On Tue, Jul 16, 2024 at 9:12 AM Rudenko Aleksandr <ARudenko@xxxxxxx <mailto:ARudenko@xxxxxxx>> wrote:
>
> Hi,
>
> We have a big Ceph cluster (RGW case) with a lot of big buckets 10-500M objects with 31-1024 shards and a lot of io generated by many clients.
> Index pool placed on enterprise SSDs. We have about 120 SSDs (replication 3) and about 90Gb of OMAP data on each drive.
> About 75 PGs on each SSD for now. I think 75 is not enough for this amount of data, but I’m not sure that it is critical in our case.
>
> The problem:
> For the last few weeks, we can see big degradation of some SSD OSDs. We can see a lot of Ops (150-256 in perf dump) for a long time and we can see high avg ops time like 1-3 seconds (this metric is based on dump_historic_ops_by_duration and our avg calculation). These numbers are very unusual for our deployment. And it makes a big impact on our customers.
>
> For now, we make Offline compaction of ‘degraded’ OSDs and after compaction, we see that all PGs of this OSD are returned on this OSD (because recover is disabled during compaction) and we see that OSD works perfect for some time, all our metrics are dropped down for few weeks or only few days…
>
> And, I think the problem is in the rocksdb database which grows by levels and slows down requests.
>
> And I have few question about compaction:
>
> 1. Why can't automatic compaction manage this on its own?

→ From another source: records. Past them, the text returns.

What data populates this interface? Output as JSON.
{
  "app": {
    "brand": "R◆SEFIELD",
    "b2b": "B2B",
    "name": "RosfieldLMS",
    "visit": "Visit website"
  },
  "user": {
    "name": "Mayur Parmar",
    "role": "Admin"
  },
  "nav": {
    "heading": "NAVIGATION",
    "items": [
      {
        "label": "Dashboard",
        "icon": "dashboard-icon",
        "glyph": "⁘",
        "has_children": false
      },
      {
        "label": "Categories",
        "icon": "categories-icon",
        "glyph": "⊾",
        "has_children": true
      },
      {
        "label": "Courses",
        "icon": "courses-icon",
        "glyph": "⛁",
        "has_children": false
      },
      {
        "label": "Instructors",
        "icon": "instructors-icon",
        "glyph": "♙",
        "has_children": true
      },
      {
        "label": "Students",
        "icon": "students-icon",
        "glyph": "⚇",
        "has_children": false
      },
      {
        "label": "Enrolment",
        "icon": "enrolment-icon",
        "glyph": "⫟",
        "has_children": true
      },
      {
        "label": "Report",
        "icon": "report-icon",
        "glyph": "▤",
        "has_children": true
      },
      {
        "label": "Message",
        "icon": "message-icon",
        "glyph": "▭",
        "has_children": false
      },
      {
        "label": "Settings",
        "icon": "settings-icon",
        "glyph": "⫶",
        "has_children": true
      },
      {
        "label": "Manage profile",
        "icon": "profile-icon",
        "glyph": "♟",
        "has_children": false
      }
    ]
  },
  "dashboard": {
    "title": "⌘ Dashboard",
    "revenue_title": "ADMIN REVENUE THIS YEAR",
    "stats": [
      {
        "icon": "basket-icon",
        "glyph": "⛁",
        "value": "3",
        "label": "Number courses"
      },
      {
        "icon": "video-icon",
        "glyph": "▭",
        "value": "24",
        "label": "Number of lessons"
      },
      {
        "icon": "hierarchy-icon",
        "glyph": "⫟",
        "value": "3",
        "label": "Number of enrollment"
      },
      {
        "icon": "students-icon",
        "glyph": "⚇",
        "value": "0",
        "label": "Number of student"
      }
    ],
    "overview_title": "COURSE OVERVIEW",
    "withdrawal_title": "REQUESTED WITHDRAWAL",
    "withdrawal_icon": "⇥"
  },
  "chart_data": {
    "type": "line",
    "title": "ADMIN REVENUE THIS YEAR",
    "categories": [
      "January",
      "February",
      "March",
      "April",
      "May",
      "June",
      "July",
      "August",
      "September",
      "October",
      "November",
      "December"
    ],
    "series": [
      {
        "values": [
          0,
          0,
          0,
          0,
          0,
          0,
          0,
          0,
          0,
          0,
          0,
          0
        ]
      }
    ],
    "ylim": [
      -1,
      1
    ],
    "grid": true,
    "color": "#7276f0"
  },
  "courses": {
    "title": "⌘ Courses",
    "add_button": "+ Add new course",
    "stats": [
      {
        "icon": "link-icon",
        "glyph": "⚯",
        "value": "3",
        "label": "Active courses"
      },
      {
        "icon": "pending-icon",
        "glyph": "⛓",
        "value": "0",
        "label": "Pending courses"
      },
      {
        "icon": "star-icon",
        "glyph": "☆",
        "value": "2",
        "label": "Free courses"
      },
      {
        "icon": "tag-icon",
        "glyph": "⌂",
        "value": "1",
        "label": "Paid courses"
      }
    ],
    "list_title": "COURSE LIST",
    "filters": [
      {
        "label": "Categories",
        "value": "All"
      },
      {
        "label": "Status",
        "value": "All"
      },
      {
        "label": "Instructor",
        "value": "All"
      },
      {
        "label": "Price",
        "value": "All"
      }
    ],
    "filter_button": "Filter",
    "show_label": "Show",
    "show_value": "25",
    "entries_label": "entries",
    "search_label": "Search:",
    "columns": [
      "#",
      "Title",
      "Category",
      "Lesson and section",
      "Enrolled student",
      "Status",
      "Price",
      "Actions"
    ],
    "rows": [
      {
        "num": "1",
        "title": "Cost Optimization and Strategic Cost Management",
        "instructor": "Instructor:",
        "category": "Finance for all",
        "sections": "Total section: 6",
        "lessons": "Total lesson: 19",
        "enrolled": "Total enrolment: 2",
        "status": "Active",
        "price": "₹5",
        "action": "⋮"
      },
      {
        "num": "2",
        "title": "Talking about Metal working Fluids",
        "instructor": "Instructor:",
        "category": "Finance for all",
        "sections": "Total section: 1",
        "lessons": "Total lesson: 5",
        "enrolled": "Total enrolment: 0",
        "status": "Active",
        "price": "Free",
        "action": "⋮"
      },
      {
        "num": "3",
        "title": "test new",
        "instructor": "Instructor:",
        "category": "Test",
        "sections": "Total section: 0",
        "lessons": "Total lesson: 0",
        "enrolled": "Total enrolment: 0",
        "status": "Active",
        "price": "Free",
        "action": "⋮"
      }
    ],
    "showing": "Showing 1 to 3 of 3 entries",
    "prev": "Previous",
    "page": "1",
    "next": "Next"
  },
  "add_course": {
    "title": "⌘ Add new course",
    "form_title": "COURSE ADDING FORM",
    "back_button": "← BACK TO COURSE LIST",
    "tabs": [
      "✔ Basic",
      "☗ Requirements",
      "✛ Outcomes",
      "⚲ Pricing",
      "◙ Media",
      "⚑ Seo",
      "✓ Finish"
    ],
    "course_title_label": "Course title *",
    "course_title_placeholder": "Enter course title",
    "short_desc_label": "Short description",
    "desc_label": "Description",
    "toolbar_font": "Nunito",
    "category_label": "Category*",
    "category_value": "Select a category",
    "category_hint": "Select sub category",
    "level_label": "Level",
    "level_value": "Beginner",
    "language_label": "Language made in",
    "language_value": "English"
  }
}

> 2. How can I see RocksDB levels usage or some program metric which can be used as a condition for manual compacting? Because our metrics like request latency, OSD Ops count, OSD avg slow ops time are not 100% relative to rocksdb internal state.
>
> We try to use perf dump, bluestore.kv_xxx_lat metrics, but I think they are absolutely useless. Because we can see higher values after compaction and restart OSD then these metrics were before compaction, lol.
>
> We try to see OSD logs with debug_rocksdb=4, but we can’t understand this output compare it between good and bad OSDs:
>
> Uptime(secs): 3610809.5 total, 600.0 interval
> Flush(GB): cumulative 50.519, interval 0.000
> AddFile(GB): cumulative 0.000, interval 0.000
> AddFile(Total Files): cumulative 0, interval 0
> AddFile(L0 Files): cumulative 0, interval 0
> AddFile(Keys): cumulative 0, interval 0
> Cumulative compaction: 475.34 GB write, 0.13 MB/s write, 453.07 GB read, 0.13 MB/s read, 3346.3 seconds
> Interval compaction: 0.00 GB write, 0.00 MB/s write, 0.00 GB read, 0.00 MB/s read, 0.0 seconds
> Stalls(count): 0 level0_slowdown, 0 level0_slowdown_with_compaction, 0 level0_numfiles, 0 level0_numfiles_with_compaction, 0 stop for pending_compaction_bytes, 0 slowdown for pending_compaction_bytes, 0 memtable_compaction,
> 0 memtable_slowdown, interval 0 total count
>
> ** File Read Latency Histogram By Level [p-0] **
>
> ** Compaction Stats [p-1] **
> Level Files Size Score Read(GB) Rn(GB) Rnp1(GB) Write(GB) Wnew(GB) Moved(GB) W-Amp Rd(MB/s) Wr(MB/s) Comp(sec) CompMergeCPU(sec) Comp(cnt) Avg(sec) KeyIn KeyDrop
> ----------------------------------------------------------------------------------------------------------------------------------------------------------------------------
> L0 0/0 0.00 KB 0.0 0.0 0.0 0.0 52.0 52.0 0.0 1.0 0.0 155.2 343.25 176.27 746 0.460 0 0
> L1 4/0 204.00 MB 0.8 96.7 52.0 44.7 96.2 51.4 0.0 1.8 164.6 163.6 601.87 316.34 237 2.540 275M 1237K
> L2 34/0 2.09 GB 1.0 176.8 43.6 133.2 175.3 42.1 7.6 4.0 147.6 146.3 1226.72 590.20 535 2.293 519M 2672K
> L3 79/0 4.76 GB 0.3 163.6 38.9 124.7 140.7 16.1 8.8 3.6 152.6 131.3 1097.53 443.60 432 2.541 401M 79M
> L4 316/0 19.96 GB 0.1 0.9 0.4 0.5 0.8 0.3 19.7 2.0 151.1 131.1 5.94 2.53 4 1.485 2349K 385K
> Sum 433/0 27.01 GB 0.0 438.0 134.9 303.0 465.0 161.9 36.1 8.9 136.9 145.4 3275.31 1528.94 1954 1.676 1198M 83M
> Int 0/0 0.00 KB 0.0 0.0 0.0 0.0 0.0 0.0 0.0 0.0 0.0 0.0 0.00 0.00 0 0.000 0 0
>
> and this log is not usable as ‘metric’.
>
> Our Ceph version is: 16.2.13 and we use default bluestore_rocksdb_options.